Komentarz FMCM z 16.07.2015
Nastroje społeczne
Istotnie, tak to właśnie wyglądało: po długiej debacie grecki parlament głosował nad reformami niezbędnymi do tego, by realizować porozumienie z wierzycielami, natomiast za oknami trwały uliczne demonstracje czy wręcz zamieszki.
Zgodnie z przewidywaniami, zaczyna narastać pogląd (w greckim społeczeństwie), że Cipras zdradził – całkowicie lub częściowo – swoje wyborcze obietnice. Owszem, podawane są też wyniki sondażowe, według których nawet 70 proc. społeczeństwa jest za podpisaniem porozumienia, ale przed pamiętnym referendum też mówiono o przewadze postaw pro-unijnych, gdy tymczasem wiemy, jak było naprawdę – 60 proc. z 60 proc. (frekwencja) zagłosowało przeciwko żądaniom Zachodu. Tymczasem porozumienie wynegocjowane przez Ciprasa to pójście nawet na większe ustępstwa niż zakładały pierwotne projekty (por. choćby kwestia 50-miliardowego funduszu prywatyzacyjnego). Oczywiście mają z tego być większe pieniądze, rzędu ponad 80 mld EUR, ale już teraz mówi się, że tak naprawdę Grecja potrzebować będzie jeszcze więcej. Poza tym reformy wdrażane są naprawdę, a pieniądze – tylko obiecane i ich wypłata będzie uzależniona od realizacji żądań kredytodawców.
Nie jest więc pewne, czy stosunek głosów we wczorajszym głosowaniu (229 za, 64 przeciw, 6 wstrzymujących się) odzwierciedla nastroje społeczne. W każdym razie doszło do konfliktu w partii rządzącej, Syrizie. Co więcej, ci, którzy głosowali za porozumieniem, też zapewne w jakiejś mierze robili to na zasadzie partyjnej solidarności.

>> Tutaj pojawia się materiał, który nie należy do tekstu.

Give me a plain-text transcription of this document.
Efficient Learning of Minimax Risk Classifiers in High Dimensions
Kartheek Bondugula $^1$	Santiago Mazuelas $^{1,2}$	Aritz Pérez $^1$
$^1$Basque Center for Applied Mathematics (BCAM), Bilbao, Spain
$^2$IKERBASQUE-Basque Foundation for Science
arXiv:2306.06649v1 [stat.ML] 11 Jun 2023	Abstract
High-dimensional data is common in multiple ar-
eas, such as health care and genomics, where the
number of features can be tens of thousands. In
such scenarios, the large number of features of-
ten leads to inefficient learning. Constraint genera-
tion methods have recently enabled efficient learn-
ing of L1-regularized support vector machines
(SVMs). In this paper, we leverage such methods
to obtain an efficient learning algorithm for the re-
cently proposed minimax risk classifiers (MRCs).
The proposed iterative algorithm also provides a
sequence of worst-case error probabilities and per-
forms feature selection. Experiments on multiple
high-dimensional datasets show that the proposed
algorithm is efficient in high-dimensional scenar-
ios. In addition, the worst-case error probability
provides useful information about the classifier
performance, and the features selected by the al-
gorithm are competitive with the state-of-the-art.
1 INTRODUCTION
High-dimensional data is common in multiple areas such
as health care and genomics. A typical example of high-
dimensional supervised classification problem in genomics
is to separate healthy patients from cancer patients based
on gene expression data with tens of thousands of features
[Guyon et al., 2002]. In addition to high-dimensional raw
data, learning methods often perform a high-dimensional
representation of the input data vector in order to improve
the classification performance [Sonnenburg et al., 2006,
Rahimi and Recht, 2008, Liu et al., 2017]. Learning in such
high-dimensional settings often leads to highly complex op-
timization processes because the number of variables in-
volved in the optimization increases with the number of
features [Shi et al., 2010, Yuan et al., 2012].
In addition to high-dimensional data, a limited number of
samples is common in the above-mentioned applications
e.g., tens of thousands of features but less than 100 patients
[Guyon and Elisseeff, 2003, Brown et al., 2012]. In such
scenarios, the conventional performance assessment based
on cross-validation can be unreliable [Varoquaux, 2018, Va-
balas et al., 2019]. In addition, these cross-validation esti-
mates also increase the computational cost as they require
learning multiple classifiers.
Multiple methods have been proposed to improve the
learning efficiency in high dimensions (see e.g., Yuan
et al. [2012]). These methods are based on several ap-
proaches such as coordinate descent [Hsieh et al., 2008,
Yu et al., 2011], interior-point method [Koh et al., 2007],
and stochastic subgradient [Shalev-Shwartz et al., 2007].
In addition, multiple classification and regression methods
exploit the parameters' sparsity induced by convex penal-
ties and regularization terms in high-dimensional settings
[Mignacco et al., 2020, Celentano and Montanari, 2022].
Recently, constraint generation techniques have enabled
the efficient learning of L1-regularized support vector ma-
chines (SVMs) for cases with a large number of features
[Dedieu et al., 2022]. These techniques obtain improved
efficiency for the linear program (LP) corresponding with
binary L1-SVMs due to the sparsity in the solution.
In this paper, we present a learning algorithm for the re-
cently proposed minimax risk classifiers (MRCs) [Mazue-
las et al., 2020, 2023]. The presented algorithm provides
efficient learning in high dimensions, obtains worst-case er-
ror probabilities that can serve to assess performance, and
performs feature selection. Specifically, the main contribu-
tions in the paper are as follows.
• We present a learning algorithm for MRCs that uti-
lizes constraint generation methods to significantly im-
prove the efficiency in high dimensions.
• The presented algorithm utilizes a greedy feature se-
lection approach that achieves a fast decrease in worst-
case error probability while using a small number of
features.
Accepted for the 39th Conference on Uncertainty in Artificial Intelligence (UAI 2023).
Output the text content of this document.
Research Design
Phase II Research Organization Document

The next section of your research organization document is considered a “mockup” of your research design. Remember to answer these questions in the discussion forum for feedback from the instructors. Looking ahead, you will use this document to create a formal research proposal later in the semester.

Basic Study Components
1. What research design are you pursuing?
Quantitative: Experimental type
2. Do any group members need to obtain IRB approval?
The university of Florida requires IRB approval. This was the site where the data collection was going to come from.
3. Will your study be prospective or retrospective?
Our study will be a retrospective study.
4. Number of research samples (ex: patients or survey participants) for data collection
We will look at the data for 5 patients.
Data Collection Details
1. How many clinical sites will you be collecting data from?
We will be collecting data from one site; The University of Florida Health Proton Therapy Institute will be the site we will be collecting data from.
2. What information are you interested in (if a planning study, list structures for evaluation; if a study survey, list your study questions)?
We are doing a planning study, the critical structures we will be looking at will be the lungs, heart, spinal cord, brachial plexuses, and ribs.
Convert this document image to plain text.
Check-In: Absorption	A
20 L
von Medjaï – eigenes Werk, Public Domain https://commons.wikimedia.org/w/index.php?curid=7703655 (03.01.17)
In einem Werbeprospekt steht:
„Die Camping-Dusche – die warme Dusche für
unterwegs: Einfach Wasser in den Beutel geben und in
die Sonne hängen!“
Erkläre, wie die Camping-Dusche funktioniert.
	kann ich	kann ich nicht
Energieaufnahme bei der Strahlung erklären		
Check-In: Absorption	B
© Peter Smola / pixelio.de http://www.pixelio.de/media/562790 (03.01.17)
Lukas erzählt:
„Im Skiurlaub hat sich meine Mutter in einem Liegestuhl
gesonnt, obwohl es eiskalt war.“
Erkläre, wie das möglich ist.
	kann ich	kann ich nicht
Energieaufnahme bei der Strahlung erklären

Euro przegrywa zatem walkę o wyższe kursy, bo nastroje nie są zbyt dobre. Porozumienie greckie przepychane jest z oporami i nie do końca wiadomo, jak przebiegać będzie jego wdrażanie, choć jednocześnie szanse na to, że formalności zostaną dopełnione – są na tyle duże, że kolejne kroki (takie jak wczorajsze głosowanie) nie powodują już euforii. Mało tego, po dość jastrzębim przemówieniu Janet Yellen w Kongresie (oraz dobrych danych z USA o produkcji przemysłowej i dobrym indeksie NY Empire State) para EUR/USD pozycjonuje się nisko, przy 1,0915. Nad ranem była nieco wyżej, przy 1,0960. Teraz bardziej prawdopodobna jest w takim razie wędrówka na południe. To znaczy – niewykluczone, że jeśli teraz obecne poziomy pękną, to gracze spróbują przetestować okolice 1,0865 czy 1,0820, jak w końcówce maja. Ostatecznie od 18 czerwca można mierzyć trend spadkowy, a wybicie ku 1,12 – zaraz po podpisaniu kompromisu greckiego – okazało się chyba zupełnie przedwczesne. Wzrosty – korekcyjne – mogą być teraz hamowane już przy 1,0990 – 1,10, także z uwagi na trend.
O 14:30 istotne będzie przemówienie Mario Draghiego z EBC, wtedy też poznamy amerykański odczyt tygodniowej liczby nowych wniosków o zasiłek, a o 16:00 napłynie indeks Fed z Filadelfii.
A ,cCo w Polsce?
EUR/PLN jest na 4,1275, a więc nisko, zasadniczo sprawdza się nasz pogląd, że złoty ma jeszcze szansę zyskać na tej parze. Poniekąd zyskuje na słabym euro, ale też i na ogólnym, "technicznym" nastawieniu – trwa rodzaj silnego trendu, na którym para może dotrzeć nawet i do 4,1140 czy 4,1070. Gorzej jest z USD/PLN, gdzie wracamy w obszary rzędu 3,77 – 3,78 i na razie można sobie odpuścić myślenie o przebiciu trendu wzrostowego, co musiałoby oznaczać zejście dobrych 5 – 6 groszy niżej. O 14:00 poznamy dane o polskim przeciętnym zatrudnieniu i wynagrodzeniu.